Privacy for Free in the Overparameterized Regime
Simone Bombari, Marco Mondelli
TL;DR
The paper tackles the privacy-utility trade-off of differentially private gradient descent (DP-GD) in over-parameterized regimes, focusing on random features with a quadratic loss. By modeling DP-GD as an Euler-Maruyama discretization of a stochastic differential equation and leveraging clipping analysis, leave-one-out techniques, and an Ornstein–Uhlenbeck process, the authors prove that privacy can be achieved for free in suitably large RF models: the excess population risk $R_P$ vanishes as $o(1)$ even when the privacy budget satisfies $\varepsilon = o(1)$, provided $d \ll n \ll d^{3/2}$ and $p$ is large (e.g., $p \ge n^2$). The main result yields a nonasymptotic bound $R_P = \tilde{O}\big( d/(n\varepsilon) + \sqrt{d/n} + \sqrt{n/d^{3/2}} \big)$, independent of $p$ up to polylog factors, clarifying how over-parameterization interacts with DP in practice. Numerical experiments on MNIST and synthetic data corroborate the theory, showing DP-GD's test performance plateaus and improves with width, resembling ridge regularization due to early stopping and noise. Overall, the work provides principled guidance on hyperparameter scaling for private training in high-dimensional regimes and motivates extending the analysis beyond RF models to more general deep architectures.
Abstract
Differentially private gradient descent (DP-GD) is a popular algorithm to train deep learning models with provable guarantees on the privacy of the training data. In the last decade, the problem of understanding its performance cost with respect to standard GD has received remarkable attention from the research community, which formally derived upper bounds on the excess population risk $R_{P}$ in different learning settings.

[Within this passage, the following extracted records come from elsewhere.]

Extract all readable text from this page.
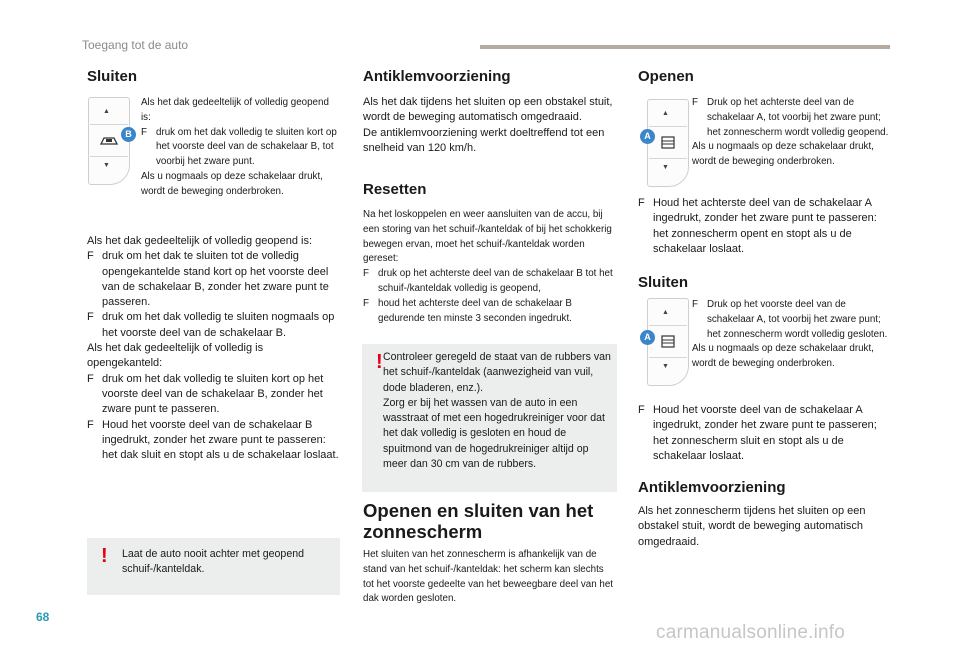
Toegang tot de auto
Sluiten
▲
▼
B

Als het dak gedeeltelijk of volledig geopend is:

F druk om het dak volledig te sluiten kort op het voorste deel van de schakelaar B, tot voorbij het zware punt.

Als u nogmaals op deze schakelaar drukt, wordt de beweging onderbroken.

Als het dak gedeeltelijk of volledig geopend is:

F druk om het dak te sluiten tot de volledig opengekantelde stand kort op het voorste deel van de schakelaar B, zonder het zware punt te passeren.

F druk om het dak volledig te sluiten nogmaals op het voorste deel van de schakelaar B.

Als het dak gedeeltelijk of volledig is opengekanteld:

F druk om het dak volledig te sluiten kort op het voorste deel van de schakelaar B, zonder het zware punt te passeren.

F Houd het voorste deel van de schakelaar B ingedrukt, zonder het zware punt te passeren: het dak sluit en stopt als u de schakelaar loslaat.

! Laat de auto nooit achter met geopend schuif-/kanteldak.
Antiklemvoorziening

Als het dak tijdens het sluiten op een obstakel stuit, wordt de beweging automatisch omgedraaid.

De antiklemvoorziening werkt doeltreffend tot een snelheid van 120 km/h.

Resetten

Na het loskoppelen en weer aansluiten van de accu, bij een storing van het schuif-/kanteldak of bij het schokkerig bewegen ervan, moet het schuif-/kanteldak worden gereset:

F druk op het achterste deel van de schakelaar B tot het schuif-/kanteldak volledig is geopend,

F houd het achterste deel van de schakelaar B gedurende ten minste 3 seconden ingedrukt.

! Controleer geregeld de staat van de rubbers van het schuif-/kanteldak (aanwezigheid van vuil, dode bladeren, enz.).
Zorg er bij het wassen van de auto in een wasstraat of met een hogedrukreiniger voor dat het dak volledig is gesloten en houd de spuitmond van de hogedrukreiniger altijd op meer dan 30 cm van de rubbers.
Openen en sluiten van het zonnescherm
Het sluiten van het zonnescherm is afhankelijk van de stand van het schuif-/kanteldak: het scherm kan slechts tot het voorste gedeelte van het beweegbare deel van het dak worden gesloten.
Openen
▲
▼
A

F Druk op het achterste deel van de schakelaar A, tot voorbij het zware punt; het zonnescherm wordt volledig geopend.

Als u nogmaals op deze schakelaar drukt, wordt de beweging onderbroken.

F Houd het achterste deel van de schakelaar A ingedrukt, zonder het zware punt te passeren: het zonnescherm opent en stopt als u de schakelaar loslaat.

Sluiten
▲
▼
A

F Druk op het voorste deel van de schakelaar A, tot voorbij het zware punt; het zonnescherm wordt volledig gesloten.

Als u nogmaals op deze schakelaar drukt, wordt de beweging onderbroken.

F Houd het voorste deel van de schakelaar A ingedrukt, zonder het zware punt te passeren; het zonnescherm sluit en stopt als u de schakelaar loslaat.

Antiklemvoorziening
Als het zonnescherm tijdens het sluiten op een obstakel stuit, wordt de beweging automatisch omgedraaid.
68
carmanualsonline.info
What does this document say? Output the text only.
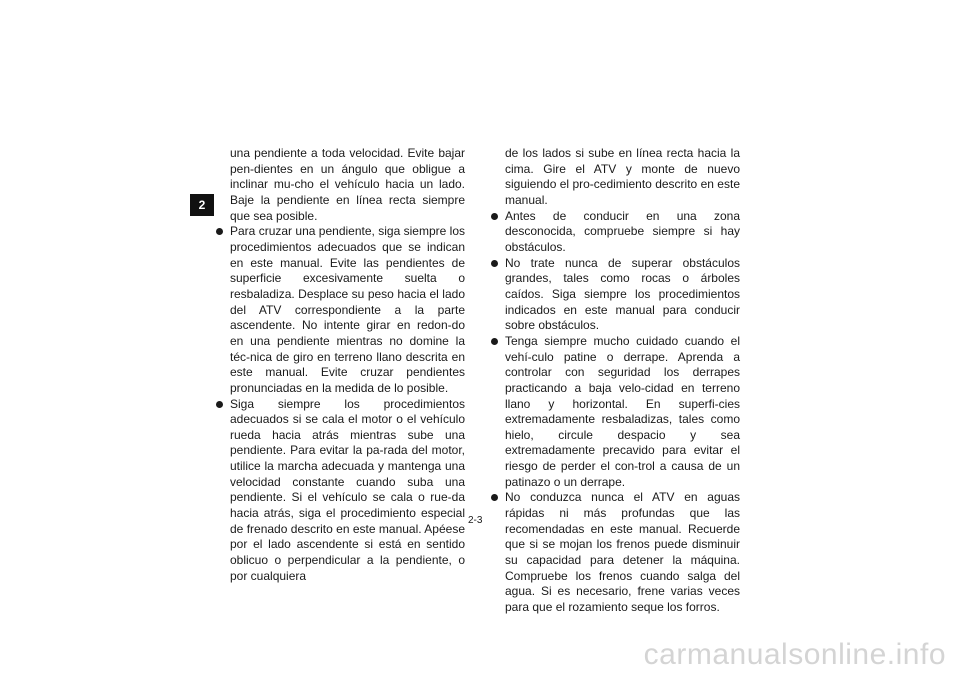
2

una pendiente a toda velocidad. Evite bajar pen-dientes en un ángulo que obligue a inclinar mu-cho el vehículo hacia un lado. Baje la pendiente en línea recta siempre que sea posible.

Para cruzar una pendiente, siga siempre los procedimientos adecuados que se indican en este manual. Evite las pendientes de superficie excesivamente suelta o resbaladiza. Desplace su peso hacia el lado del ATV correspondiente a la parte ascendente. No intente girar en redon-do en una pendiente mientras no domine la téc-nica de giro en terreno llano descrita en este manual. Evite cruzar pendientes pronunciadas en la medida de lo posible.

Siga siempre los procedimientos adecuados si se cala el motor o el vehículo rueda hacia atrás mientras sube una pendiente. Para evitar la pa-rada del motor, utilice la marcha adecuada y mantenga una velocidad constante cuando suba una pendiente. Si el vehículo se cala o rue-da hacia atrás, siga el procedimiento especial de frenado descrito en este manual. Apéese por el lado ascendente si está en sentido oblicuo o perpendicular a la pendiente, o por cualquiera

de los lados si sube en línea recta hacia la cima. Gire el ATV y monte de nuevo siguiendo el pro-cedimiento descrito en este manual.

Antes de conducir en una zona desconocida, compruebe siempre si hay obstáculos.

No trate nunca de superar obstáculos grandes, tales como rocas o árboles caídos. Siga siempre los procedimientos indicados en este manual para conducir sobre obstáculos.

Tenga siempre mucho cuidado cuando el vehí-culo patine o derrape. Aprenda a controlar con seguridad los derrapes practicando a baja velo-cidad en terreno llano y horizontal. En superfi-cies extremadamente resbaladizas, tales como hielo, circule despacio y sea extremadamente precavido para evitar el riesgo de perder el con-trol a causa de un patinazo o un derrape.

No conduzca nunca el ATV en aguas rápidas ni más profundas que las recomendadas en este manual. Recuerde que si se mojan los frenos puede disminuir su capacidad para detener la máquina. Compruebe los frenos cuando salga del agua. Si es necesario, frene varias veces para que el rozamiento seque los forros.

2-3
carmanualsonline.info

However, existing bounds typically degrade with over-parameterization, i.e., as the number of parameters $p$ gets larger than the number of training samples $n$ -- a regime which is ubiquitous in current deep-learning practice. As a result, the lack of theoretical insights leaves practitioners without clear guidance, leading some to reduce the effective number of trainable parameters to improve performance, while others use larger models to achieve better results through scale. In this work, we show that in the popular random features model with quadratic loss, for any sufficiently large $p$, privacy can be obtained for free, i.e., $\left|R_{P} \right| = o(1)$, not only when the privacy parameter $\varepsilon$ has constant order, but also in the strongly private setting $\varepsilon = o(1)$. This challenges the common wisdom that over-parameterization inherently hinders performance in private learning.